Grow your hair out again. You look stunning when it's falling down your shoulders.
He has died.
This is purgatory.
The darkness. The cold. The numbness.
He is on an ice planet.
Howling winds whip around him.
He spent months trudging through the deep snow, trying to find...something.
Someone.
Someone important.
A sliver of gilded metal in the flurry.
He gets closer.
Every step is a trek but eventually, he finds
a figure, on an altar.
A beautiful goddess
with flowing, golden hair.
He prays to her.
Jonas sits in the meadow.
The hazy sun is high above his head. Rays of light penetrate the smog.
hello, captain
He turns around.
There is a girl standing there. She couldn’t be any older than fifteen. She’s wearing a Terra Space Academy uniform. Her eyes are bright and youthful. Her hair is tresses of molten sunshine.
are you calling me hot? You’re so lame
He shudders. The sun is out. Temperatures are at an all-time high due to greenhouse gases blanketing the atmosphere.

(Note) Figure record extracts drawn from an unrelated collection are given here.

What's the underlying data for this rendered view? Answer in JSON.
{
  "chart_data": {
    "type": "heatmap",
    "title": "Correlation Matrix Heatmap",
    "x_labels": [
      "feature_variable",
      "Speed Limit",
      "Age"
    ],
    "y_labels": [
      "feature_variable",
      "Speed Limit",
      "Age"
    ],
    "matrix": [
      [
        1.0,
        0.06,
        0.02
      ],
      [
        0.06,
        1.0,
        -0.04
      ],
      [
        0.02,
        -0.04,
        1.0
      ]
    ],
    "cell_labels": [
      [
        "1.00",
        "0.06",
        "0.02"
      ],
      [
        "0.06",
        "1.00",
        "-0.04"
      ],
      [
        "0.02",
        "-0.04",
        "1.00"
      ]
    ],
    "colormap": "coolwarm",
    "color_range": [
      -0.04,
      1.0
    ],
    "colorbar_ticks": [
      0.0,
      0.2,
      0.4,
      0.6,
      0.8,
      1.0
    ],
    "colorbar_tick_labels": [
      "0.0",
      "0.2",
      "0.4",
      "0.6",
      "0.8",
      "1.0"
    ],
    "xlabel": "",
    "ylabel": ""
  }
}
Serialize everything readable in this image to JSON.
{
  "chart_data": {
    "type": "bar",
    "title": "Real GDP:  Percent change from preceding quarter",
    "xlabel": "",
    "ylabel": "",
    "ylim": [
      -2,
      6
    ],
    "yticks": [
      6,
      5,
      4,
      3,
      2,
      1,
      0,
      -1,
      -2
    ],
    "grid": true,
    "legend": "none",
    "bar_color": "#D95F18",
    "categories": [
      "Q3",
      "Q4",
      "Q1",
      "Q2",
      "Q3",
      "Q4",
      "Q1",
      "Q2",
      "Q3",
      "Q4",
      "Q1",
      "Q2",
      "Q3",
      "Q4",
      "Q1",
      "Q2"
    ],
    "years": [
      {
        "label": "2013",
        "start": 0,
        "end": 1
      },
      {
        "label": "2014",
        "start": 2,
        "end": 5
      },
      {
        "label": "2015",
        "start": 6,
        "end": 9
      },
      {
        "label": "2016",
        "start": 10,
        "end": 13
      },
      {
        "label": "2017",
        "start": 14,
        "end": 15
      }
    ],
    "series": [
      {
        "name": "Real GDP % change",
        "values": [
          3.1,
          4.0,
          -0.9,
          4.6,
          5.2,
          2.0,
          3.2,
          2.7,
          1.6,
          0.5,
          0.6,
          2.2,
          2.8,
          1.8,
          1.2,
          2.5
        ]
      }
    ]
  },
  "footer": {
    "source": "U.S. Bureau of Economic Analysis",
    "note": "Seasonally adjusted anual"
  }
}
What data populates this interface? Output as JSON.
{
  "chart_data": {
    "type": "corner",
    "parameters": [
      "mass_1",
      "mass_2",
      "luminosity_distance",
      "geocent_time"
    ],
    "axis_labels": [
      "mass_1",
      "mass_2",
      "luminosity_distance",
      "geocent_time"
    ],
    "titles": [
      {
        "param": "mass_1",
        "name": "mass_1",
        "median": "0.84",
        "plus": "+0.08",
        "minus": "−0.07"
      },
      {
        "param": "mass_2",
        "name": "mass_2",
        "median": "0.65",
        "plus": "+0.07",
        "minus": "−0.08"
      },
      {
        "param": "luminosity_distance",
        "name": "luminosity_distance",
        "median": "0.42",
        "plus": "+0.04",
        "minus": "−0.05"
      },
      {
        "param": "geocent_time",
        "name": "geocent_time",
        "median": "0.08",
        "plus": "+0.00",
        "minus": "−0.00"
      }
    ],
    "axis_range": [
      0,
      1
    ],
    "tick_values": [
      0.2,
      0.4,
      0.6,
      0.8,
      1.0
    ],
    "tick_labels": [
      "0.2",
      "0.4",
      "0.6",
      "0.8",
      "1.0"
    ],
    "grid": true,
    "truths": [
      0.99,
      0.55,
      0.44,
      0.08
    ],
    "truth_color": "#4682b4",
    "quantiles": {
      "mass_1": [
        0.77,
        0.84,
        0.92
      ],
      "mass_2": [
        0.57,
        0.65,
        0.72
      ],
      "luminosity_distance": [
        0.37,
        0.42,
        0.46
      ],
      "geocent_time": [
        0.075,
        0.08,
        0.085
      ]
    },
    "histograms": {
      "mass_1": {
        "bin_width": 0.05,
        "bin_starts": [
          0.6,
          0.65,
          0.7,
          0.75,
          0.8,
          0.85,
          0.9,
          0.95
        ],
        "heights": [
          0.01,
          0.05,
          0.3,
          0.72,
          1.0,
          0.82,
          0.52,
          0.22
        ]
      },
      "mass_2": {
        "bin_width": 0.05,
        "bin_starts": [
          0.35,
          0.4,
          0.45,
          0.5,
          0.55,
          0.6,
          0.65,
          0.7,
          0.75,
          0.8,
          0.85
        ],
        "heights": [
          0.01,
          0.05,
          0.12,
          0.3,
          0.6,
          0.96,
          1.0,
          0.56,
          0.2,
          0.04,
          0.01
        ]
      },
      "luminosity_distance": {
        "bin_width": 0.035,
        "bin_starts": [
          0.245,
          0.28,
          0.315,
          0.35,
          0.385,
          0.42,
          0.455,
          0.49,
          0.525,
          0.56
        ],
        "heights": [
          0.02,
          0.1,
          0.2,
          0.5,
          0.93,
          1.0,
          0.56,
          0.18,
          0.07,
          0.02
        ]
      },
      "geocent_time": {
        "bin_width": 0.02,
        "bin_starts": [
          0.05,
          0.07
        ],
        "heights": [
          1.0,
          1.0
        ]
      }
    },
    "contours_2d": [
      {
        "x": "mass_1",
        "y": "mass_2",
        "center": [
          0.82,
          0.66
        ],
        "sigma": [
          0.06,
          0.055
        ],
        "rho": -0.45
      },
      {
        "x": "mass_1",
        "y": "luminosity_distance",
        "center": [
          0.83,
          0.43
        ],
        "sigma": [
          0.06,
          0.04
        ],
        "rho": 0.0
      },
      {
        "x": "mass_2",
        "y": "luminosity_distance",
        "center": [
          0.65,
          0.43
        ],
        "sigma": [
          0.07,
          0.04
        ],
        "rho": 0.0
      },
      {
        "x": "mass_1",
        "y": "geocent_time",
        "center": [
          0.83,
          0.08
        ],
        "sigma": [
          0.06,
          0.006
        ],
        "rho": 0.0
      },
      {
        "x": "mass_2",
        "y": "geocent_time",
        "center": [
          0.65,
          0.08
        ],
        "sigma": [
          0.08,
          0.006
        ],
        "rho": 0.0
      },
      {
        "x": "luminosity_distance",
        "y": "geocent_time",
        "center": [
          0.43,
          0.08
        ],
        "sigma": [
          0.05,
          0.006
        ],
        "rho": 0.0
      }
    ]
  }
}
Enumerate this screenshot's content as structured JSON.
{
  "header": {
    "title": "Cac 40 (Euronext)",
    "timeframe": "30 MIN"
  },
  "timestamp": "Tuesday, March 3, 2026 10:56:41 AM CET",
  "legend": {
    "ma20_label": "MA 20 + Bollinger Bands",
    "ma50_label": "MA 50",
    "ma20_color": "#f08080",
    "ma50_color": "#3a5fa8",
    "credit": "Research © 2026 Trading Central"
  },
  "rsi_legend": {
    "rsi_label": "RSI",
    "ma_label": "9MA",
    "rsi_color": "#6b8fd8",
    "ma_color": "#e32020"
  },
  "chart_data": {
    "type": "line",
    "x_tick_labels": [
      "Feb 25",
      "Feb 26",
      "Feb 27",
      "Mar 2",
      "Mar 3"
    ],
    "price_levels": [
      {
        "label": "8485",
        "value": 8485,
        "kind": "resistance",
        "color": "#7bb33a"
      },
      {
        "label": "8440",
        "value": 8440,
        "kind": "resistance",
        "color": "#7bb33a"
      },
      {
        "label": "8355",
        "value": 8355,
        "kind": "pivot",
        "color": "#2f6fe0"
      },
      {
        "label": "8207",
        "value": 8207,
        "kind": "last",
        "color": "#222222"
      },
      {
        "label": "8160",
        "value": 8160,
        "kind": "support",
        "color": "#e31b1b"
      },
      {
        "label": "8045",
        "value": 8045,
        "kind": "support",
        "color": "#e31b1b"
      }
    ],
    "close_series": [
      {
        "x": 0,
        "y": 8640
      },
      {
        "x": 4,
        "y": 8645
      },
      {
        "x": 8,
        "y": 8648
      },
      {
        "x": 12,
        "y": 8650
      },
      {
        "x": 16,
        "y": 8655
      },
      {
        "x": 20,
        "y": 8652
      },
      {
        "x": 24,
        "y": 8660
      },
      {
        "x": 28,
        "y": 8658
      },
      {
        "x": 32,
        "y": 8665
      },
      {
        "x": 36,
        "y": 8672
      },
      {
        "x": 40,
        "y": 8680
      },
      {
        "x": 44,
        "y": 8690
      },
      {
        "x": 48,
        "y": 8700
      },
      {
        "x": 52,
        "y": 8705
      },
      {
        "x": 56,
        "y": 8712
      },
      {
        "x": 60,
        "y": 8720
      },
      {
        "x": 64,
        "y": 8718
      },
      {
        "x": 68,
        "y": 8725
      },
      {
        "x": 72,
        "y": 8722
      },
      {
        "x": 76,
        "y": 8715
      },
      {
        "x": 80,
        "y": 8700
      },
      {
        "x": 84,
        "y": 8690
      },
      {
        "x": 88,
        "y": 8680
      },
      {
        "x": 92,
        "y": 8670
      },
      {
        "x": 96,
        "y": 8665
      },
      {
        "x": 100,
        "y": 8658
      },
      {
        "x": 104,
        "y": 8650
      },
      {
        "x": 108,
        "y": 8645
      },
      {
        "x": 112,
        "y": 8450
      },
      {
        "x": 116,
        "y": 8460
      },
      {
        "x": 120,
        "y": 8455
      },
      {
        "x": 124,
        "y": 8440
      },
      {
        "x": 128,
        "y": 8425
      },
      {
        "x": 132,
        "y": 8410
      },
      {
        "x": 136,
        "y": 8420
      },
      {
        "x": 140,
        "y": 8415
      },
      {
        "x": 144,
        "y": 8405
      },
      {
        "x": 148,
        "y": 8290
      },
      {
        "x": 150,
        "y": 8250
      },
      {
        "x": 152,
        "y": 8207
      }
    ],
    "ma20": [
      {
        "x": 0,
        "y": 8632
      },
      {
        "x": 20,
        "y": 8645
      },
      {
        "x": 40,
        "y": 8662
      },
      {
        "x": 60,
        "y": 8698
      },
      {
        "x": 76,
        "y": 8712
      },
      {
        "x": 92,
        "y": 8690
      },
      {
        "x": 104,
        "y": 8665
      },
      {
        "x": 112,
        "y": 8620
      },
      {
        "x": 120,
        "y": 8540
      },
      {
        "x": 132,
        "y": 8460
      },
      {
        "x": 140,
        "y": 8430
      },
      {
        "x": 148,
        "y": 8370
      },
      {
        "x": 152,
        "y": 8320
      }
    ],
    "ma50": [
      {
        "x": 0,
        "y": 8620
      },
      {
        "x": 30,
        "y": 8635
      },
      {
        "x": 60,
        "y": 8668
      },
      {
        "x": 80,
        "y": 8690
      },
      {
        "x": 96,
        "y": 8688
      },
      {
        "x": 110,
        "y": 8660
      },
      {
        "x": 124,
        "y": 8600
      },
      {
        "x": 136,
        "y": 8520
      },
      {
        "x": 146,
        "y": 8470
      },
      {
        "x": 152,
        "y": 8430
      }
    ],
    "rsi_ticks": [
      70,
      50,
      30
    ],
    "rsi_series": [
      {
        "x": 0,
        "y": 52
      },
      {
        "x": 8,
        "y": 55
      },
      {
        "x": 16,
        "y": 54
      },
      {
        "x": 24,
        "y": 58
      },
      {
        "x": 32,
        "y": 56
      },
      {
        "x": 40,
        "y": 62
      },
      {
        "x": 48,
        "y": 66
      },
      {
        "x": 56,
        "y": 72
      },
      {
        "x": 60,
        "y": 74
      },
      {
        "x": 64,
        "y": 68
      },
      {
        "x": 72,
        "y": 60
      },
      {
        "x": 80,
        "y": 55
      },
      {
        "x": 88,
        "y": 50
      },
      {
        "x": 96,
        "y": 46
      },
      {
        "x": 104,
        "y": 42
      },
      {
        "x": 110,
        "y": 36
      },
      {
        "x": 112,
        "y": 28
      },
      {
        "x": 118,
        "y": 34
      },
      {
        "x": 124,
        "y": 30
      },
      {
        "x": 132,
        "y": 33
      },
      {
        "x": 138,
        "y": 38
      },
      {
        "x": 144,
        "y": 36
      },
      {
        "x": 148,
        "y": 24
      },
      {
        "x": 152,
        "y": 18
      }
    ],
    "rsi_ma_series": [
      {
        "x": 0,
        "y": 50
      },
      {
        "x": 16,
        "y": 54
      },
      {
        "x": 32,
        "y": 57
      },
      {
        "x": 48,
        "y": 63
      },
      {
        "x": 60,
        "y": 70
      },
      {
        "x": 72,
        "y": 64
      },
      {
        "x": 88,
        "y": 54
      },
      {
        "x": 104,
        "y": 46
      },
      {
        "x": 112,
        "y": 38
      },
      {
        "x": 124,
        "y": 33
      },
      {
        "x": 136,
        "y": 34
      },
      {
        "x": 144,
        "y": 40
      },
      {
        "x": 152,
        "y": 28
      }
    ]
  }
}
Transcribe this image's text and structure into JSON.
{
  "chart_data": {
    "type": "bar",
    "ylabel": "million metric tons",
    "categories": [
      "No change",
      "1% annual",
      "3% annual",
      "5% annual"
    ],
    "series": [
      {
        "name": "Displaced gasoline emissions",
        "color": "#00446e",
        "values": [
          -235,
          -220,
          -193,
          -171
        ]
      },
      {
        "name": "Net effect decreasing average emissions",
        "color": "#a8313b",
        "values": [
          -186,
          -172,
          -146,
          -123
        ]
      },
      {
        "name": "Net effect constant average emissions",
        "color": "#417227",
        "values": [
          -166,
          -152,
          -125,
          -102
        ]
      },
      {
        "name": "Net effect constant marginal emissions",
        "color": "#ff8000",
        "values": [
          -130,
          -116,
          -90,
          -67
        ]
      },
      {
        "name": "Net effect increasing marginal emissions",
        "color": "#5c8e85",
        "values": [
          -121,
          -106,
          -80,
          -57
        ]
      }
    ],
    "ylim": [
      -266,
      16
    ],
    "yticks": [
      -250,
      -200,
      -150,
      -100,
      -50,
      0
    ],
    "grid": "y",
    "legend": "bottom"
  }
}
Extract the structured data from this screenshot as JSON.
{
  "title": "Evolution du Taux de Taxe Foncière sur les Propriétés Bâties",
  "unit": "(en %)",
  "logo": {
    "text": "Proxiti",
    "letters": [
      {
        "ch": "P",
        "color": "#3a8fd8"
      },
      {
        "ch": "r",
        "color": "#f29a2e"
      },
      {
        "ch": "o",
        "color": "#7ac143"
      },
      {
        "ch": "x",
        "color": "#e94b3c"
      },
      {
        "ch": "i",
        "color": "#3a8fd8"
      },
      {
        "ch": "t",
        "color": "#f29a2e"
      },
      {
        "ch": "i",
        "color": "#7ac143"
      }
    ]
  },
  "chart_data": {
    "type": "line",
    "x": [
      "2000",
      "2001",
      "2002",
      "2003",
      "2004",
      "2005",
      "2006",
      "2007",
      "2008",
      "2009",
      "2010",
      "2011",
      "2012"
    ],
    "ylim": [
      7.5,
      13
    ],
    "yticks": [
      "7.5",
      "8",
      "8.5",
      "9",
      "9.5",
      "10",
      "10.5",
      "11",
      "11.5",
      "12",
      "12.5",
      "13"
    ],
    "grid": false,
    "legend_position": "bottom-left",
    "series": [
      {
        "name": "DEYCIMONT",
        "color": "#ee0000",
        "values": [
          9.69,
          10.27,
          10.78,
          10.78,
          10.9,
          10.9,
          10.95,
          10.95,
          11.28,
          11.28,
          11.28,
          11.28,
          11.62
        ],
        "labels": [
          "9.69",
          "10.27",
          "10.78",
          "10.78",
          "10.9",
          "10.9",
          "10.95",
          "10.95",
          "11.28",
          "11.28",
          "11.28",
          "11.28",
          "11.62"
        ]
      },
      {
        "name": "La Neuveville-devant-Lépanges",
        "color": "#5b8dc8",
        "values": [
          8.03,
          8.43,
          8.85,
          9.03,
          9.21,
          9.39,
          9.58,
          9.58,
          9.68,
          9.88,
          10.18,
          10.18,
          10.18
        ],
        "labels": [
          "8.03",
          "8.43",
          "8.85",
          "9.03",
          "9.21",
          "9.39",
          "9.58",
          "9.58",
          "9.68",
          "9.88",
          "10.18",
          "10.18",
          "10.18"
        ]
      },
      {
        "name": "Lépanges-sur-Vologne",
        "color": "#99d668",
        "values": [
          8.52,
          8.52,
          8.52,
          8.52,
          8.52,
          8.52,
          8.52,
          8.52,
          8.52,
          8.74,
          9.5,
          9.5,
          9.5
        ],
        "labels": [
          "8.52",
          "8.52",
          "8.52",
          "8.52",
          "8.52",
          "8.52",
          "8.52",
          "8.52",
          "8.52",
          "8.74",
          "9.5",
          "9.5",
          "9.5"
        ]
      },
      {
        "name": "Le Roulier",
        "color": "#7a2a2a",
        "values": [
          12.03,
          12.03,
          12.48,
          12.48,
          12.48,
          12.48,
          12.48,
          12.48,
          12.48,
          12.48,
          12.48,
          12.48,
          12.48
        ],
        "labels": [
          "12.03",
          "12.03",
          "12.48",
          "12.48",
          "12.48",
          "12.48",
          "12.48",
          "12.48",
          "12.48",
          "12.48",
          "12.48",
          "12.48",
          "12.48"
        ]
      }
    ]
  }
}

So why is it so goddamn freezing?
She floats closer and wraps her arms around him.
it’s okay, my love, I’ll keep you warm
i’ll keep you warm until you come home to me
They found Jonas still locked in the chamber of the stranded vessel.
He was the lone survivor of a freak accident. Every other crew member had passed over a hundred years ago.
Unlike his unfortunate crew mates, Jonas had survived the cryostasis malfunction, but it had come at a cost. There had been memory loss along with damage to his major organs, including his brain.
Despite this setback, Jonas became an icon of humanity’s willpower in the face of adversity. After a period of rehabilitation, he went on to take the helm of a far more successful voyage into space.
Over the years, his mental health deteriorated. It was thought that repeated bouts of cryostasis may have further exasperated his initial condition.
Eventually, Jonas was declared mentally unfit by the Space Federation and was assigned a steward to prevent him from making any rash decisions.
Then, he was released back into the cold void of space.
“How are you feeling now?” Stella asks him.
Jonas smiles at her and winks. There is no evidence of the massive mental breakdown he had suffered through several minutes ago.
“Ready to go forth into the wild, golden yonder.”
As she turns to prepare the cold sleep chamber for him, Jonas grabs her wrist.
“Do you think I’ll see her again?” he asks, his expression deathly serious.
Stella blinks.
“See...her?”
“The goddess. The girl with beautiful hair like...”
“...like molten sunshine.”
Stella's face softens. This is a story she has heard many times before.
“Yes, Jonas,” she replies, gently nodding, “I believe you shall.”
“Good, good.”
He exhales and closes his eyes, ready to return home to her.